This article was written by Julia Westbrook and provided by our partners at Rodale News.
You know that cheesy pizza slice is no good for your health (or waistline), but that doesn't make you want it any less. This battle is often described as one that takes place between your mind and your heart, but really, it's all happening in your head.
"It wasn't very many years ago that we thought the brain was fixed, but now we know neuroplasticity is a part of what makes us who we are," says Dave Apsrey, author of The Bulletproof Diet (published by Women’s Health’s parent company, Rodale). "Knowing you can learn to prefer foods that are healthy for you and to simply not care about things you used to crave can provide a huge source of hope for people."
Asprey himself is an example of why neurology and weight loss go hand in hand, as collecting data on how his brain worked was crucial to his personal transformation. "I'm to the point that someone can put junk food on the table in front of me and I no longer get an urge to eat it," he says. "My brain simply notes that there is something on the table that is not food, like a piece of paper or a flower arrangement. But if you put some smoked wild salmon or grass-fed steak or vegetables and guacamole on the table, my brain lights up! And as a former 300-pound obese man who has lost 100 pounds, that gives me great satisfaction!"

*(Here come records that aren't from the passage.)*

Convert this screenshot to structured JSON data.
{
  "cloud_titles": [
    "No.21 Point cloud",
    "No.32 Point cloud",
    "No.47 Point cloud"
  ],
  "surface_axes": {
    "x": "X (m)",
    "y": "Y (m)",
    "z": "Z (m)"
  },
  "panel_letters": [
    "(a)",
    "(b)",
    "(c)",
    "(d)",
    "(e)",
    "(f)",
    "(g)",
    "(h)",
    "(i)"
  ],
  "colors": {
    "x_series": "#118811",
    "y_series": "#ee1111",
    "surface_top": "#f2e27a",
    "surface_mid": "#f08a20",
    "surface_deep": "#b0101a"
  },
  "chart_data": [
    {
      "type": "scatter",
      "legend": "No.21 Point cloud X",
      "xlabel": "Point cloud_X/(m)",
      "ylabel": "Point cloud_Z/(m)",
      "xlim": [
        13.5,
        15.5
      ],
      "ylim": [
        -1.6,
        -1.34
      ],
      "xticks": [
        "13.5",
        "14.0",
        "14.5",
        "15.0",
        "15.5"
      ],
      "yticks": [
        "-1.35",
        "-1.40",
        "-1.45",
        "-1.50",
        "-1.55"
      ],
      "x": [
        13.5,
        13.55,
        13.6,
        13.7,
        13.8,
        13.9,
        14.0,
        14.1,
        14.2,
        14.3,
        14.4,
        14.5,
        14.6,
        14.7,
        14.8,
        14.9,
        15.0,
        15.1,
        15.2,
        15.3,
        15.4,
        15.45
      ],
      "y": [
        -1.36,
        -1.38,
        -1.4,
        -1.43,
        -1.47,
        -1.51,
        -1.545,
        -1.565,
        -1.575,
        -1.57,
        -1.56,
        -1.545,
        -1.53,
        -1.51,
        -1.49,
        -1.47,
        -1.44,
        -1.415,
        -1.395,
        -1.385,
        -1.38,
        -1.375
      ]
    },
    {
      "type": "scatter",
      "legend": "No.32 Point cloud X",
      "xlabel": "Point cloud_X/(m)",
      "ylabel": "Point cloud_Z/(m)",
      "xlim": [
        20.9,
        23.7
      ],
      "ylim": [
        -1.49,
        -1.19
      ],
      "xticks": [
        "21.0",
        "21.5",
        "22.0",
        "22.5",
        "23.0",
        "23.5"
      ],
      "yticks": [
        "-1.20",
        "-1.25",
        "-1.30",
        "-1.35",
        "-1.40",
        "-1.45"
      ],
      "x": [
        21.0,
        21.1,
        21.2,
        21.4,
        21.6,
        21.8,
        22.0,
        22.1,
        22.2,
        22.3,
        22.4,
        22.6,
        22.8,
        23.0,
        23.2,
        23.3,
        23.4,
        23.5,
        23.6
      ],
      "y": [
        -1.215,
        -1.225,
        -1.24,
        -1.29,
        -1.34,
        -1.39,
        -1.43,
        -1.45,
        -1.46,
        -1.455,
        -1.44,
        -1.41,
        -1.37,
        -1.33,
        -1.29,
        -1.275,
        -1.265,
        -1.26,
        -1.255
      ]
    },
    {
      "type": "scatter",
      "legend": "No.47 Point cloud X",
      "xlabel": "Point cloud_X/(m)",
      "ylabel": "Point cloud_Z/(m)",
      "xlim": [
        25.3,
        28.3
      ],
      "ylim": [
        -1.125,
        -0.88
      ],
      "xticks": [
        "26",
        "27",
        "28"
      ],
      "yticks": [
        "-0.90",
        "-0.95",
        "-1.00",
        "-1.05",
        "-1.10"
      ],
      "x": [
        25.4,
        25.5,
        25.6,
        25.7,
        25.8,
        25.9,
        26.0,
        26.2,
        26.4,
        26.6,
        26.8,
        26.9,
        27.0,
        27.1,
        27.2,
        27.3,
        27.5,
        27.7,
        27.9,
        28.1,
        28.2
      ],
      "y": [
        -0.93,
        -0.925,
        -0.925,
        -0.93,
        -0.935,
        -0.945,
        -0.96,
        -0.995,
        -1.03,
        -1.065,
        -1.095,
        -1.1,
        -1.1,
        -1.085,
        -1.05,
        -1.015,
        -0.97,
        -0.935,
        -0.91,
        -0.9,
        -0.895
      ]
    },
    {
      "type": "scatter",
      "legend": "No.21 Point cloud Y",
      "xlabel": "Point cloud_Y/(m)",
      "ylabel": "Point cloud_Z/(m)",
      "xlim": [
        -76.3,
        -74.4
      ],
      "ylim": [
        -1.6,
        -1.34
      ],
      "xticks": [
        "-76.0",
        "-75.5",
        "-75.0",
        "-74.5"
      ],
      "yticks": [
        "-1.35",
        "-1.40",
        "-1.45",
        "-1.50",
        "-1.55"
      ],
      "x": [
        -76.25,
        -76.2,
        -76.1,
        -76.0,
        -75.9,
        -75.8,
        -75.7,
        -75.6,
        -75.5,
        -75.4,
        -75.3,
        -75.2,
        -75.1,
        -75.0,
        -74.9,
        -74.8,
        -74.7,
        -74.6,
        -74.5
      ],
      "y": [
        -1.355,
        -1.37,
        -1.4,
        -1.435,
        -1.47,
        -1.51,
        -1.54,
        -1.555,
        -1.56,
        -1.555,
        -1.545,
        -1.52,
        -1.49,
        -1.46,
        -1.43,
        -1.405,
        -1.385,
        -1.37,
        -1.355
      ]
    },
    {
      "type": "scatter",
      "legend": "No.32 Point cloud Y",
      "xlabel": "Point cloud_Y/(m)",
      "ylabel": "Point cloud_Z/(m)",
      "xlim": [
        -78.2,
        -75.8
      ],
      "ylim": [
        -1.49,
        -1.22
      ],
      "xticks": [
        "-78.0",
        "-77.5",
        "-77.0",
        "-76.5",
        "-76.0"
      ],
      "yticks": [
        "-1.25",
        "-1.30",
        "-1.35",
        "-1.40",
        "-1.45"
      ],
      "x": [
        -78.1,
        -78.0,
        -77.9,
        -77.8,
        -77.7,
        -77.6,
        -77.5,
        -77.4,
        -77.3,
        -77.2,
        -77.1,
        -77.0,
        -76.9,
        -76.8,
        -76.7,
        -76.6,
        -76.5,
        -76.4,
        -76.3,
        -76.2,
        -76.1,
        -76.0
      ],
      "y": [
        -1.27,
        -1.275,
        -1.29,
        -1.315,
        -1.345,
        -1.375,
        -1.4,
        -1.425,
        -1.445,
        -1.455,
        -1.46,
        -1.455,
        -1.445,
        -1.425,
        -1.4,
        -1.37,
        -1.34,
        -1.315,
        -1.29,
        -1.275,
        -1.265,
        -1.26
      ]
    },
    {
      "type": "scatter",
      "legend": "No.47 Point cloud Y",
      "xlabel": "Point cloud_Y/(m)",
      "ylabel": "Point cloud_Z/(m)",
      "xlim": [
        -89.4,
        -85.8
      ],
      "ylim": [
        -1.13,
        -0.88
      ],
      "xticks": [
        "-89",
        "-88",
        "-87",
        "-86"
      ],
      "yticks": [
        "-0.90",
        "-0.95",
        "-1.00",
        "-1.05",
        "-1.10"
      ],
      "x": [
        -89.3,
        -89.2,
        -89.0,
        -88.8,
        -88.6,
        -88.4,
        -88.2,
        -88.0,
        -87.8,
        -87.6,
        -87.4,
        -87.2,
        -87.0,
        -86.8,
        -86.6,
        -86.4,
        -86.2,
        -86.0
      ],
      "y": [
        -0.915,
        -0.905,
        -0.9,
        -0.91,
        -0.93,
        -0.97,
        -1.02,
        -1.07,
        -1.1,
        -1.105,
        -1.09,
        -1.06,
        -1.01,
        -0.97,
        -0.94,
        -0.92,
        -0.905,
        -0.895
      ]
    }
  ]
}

More from Rodale News: Control Your Cravings With a Healthier Gut
Controlling cravings comes down to what you've already put in your body, says Asprey. "Healthy fat, especially saturated fat like grass-fed butter or coconut oil or the extract of coconut oil I use called Brain Octane, will dramatically turn off food cravings," he says. "If you feel a craving, an insatiable hunger, it's your body asking for fuel, and denying it will cause stress and make your hormones work less efficiently. So when you feel a craving, your job is to ask yourself what you ate, or did, in the last four hours to cause it. The odds are, it's from eating the wrong thing."
By minimizing food cravings, you're rewiring your reward pathway away from junk food and towards healthy choices.
Asprey notes that it's important to distinguish between real hunger and cravings to get the full benefit of brain training. "The real problem is that most people have no idea which foods cause the inflammation and cravings, so they gain weight, which makes for more inflammation and more cravings," he says. "It could actually be harmful to train your brain to ignore hunger. Hunger—real hunger as opposed to chemical-induced cravings from foods like MSG or corn oil—is a useful biological signal, and staying hungry all the time tells your biology that a famine is happening. That's not good for your hormones."